Other churches were built later. A frame Methodist church was built in 1860 and the first Presbyterian church was built in c.1864. The Presbyterian church was rebuilt in 1887 and set on a hill in the southwest part of the village where it still stands today.

==Development of the village==
Napier developed into an active village. Robert Johnston built a store and gristmill in 1838, importing two millstones from Scotland. Johnston also had a sawmill built to harvest the many black walnut trees in the area. He then proceeded to build a large woollen mill. The village was known at first as Johnston's Mills. Later it was known as Puffing Town because of the noise made by the steam engine at Johnston's mills. This mill stood on the river behind the general store standing in the village today. People would walk to the mill from as far as Sarnia with bags of wheat on their backs to do their milling.

After the township of Metcalfe was created in 1840, the village became known as Metcalfe. When a post office opened on November 6, 1851, the village was named Napier, probably after Sir Charles James Napier (1782–1853), a British General, or perhaps after his brother, Sir William Francis Patrick Napier (1785–1860), also a general and historian of the Peninsular War.

In 1857, J. G. Sutherland moved into the area, bought the mills from Johnston and built a new woollen mill. The village population at this time was about 150. Sutherland's businesses dominated the community for many years. It was he who built the store known as Napier House in 1872; the post office moved into this building later.

Napier was important enough to become the township "capital." In 1880, the township council started holding regular meetings in the new Napier Town Hall.

==Decline of the village==
Traditionally, Napier's fall is blamed on the railway. Two branches of both the Great Western Railway, later the CNR, bypassed Napier. The village was also bypassed by the CPR and Michigan Central. Much business was lost as settlers moved to larger communities along the railway.

Also, once the walnut trees were depleted, the village became less important because there was less work for the sawmills.

The village did not become a ghost town overnight but faded slowly during the late nineteenth and early twentieth centuries. In 1890, the gristmill burned and was never rebuilt. By 1900, all of Sutherland's mills and many small shopkeepers were gone. The post office closed on June 1, 1915, after which mail was delivered from Strathroy. The store closed in 1970.

==Napier today==
Napier is worth visiting since many heritage landmarks remain.
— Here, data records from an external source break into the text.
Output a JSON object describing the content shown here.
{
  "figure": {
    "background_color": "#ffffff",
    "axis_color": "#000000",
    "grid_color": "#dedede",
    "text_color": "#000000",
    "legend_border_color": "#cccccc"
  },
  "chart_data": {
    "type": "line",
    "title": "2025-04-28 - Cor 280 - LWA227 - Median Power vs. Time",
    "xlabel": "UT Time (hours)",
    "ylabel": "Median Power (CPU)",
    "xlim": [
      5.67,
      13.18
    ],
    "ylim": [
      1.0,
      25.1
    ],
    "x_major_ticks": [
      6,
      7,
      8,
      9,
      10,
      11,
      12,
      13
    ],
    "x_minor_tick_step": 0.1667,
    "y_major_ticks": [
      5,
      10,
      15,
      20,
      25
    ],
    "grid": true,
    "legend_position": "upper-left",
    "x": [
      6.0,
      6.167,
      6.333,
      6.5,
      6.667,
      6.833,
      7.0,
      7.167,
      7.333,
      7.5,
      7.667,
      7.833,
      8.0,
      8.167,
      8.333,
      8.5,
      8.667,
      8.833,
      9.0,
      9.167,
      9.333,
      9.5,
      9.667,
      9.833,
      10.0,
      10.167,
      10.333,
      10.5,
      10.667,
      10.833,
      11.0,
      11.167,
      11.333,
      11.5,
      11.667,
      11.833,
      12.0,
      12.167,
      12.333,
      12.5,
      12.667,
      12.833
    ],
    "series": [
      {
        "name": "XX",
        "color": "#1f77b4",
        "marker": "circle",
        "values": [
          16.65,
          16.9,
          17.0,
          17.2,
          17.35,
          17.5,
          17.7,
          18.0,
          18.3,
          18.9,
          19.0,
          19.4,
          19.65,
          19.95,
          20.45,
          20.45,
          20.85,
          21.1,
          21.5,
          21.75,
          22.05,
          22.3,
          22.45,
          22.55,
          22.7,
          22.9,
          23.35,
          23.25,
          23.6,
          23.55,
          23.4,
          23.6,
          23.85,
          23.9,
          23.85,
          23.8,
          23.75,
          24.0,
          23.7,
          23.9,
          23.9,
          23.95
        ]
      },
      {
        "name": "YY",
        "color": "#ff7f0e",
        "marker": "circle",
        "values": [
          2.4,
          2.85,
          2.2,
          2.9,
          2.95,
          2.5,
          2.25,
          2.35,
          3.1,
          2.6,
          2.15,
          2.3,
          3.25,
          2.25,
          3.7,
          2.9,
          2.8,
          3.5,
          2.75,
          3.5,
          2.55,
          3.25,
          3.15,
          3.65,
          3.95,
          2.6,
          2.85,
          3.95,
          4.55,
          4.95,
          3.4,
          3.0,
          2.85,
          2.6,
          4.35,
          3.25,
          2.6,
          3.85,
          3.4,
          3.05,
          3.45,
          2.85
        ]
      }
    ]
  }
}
From the south, the first interesting building is a Masonic Temple built in 1955, replacing a previous building. On its lawn is a millstone that came from Sutherland's gristmill. Next door is St. Andrew's Presbyterian Church and across the road is the Napier House, which has been saved from the wrecking ball by a local committee of concerned citizens who raised funds to replace the crumbling foundation and restore the brick facade to its original appearance. Farther north on Mary Street is the old school, later a Women's Institute. North along Napier Road is Melwood Drive. A right turn will lead to St. Mary's Anglican Church on the left side.